Sementara, penerimaan kepabeanan dan cukai sebesar Rp 31 triliun atau tumbuh sebesar 73% (yoy), terdiri dari penerimaan cukai sebesar Rp 21,3 triliun atau tumbuh 165,1% (yoy) dan bea masuk Rp 8,5 triliun, tumbuh 1,6% (yoy).
(Baca: Kurang Dua Pekan, Wajib Pajak Badan yang Lapor SPT Baru 24,55%)
Sementara, bea keluar melambat 24,8% (yoy) sebesar Rp 1,1 triliun. Penurunan bea keluar ini dikatakan Direktur Bea dan Cukai Heru Pambudi diakibatkan adanya perlambatan ekspor tembaga. "Ini karena Freeport mengalihkan usaha tambang dari permukaan jadi di bawah permukaan," ujarnya.
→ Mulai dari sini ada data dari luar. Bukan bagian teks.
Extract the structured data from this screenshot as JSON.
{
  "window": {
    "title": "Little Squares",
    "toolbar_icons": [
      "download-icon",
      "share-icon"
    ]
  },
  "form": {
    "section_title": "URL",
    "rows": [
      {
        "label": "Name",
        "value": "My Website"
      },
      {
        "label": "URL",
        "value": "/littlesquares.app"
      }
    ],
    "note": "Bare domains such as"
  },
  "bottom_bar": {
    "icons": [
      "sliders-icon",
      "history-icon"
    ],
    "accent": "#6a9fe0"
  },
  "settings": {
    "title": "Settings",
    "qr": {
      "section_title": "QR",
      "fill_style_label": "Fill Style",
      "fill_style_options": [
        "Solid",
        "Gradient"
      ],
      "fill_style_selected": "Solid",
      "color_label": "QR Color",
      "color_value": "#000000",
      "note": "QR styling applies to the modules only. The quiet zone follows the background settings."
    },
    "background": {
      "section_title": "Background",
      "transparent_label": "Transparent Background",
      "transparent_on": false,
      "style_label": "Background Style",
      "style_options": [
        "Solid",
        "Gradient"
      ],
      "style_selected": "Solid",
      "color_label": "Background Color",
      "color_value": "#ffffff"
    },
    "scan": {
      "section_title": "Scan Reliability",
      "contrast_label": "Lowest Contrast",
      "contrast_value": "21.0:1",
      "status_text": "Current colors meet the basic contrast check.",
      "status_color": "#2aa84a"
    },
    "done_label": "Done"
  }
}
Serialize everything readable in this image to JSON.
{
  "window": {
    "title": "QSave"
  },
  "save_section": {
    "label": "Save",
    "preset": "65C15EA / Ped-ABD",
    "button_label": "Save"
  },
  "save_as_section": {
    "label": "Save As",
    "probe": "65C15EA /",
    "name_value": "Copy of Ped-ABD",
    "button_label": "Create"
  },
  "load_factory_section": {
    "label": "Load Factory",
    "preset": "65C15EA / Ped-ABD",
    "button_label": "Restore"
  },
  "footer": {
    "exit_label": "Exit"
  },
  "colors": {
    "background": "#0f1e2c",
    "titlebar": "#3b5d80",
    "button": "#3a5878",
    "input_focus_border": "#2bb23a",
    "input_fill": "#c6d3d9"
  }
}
Dari sisi belanja, realisasi belanja mencapai Rp 452,1 triliun atau mencapai 18,4% dari target APBN. Belanja tersebut tumbuh 7,7% dibandingkan Maret 2018. Realisasi belanja meliputi belanja pemerintah pusat sebesar Rp 260,74 triliun atau 15,96% persen dari pagu APBN. Kemudian, Transfer ke Daerah dan Dana Desa (TKDD) sebesar Rp 191,33 triliun atau 23,14% dari target APBN.
Peningkatan kinerja belanja pemerintah terbesar adalah belanja bantuan sosial (bansos) yang mencapai Rp 36,97 triliun atau 36,24% dari target APBN 2019. Sementara itu, realisasi TKDD sampai dengan Maret 2019 mencapai Rp 191,33 triliun atau 23,14% dari target.
TKDD meliputi Transfer ke Daerah (TKD) sebesar Rp 181,24 triliun atau rumbuh 3,4% (yoy). Sedangkan realisasi penyerapan Dana Desa hingga Maret 2019 sebesar Rp 10,1 triliun atau melambat 1,9% dibandingkan tahun lalu periode yang sama.
(Baca: RI-Australia Teken Perjanjian Dagang, Bea Masuk Ribuan Barang Dihapus)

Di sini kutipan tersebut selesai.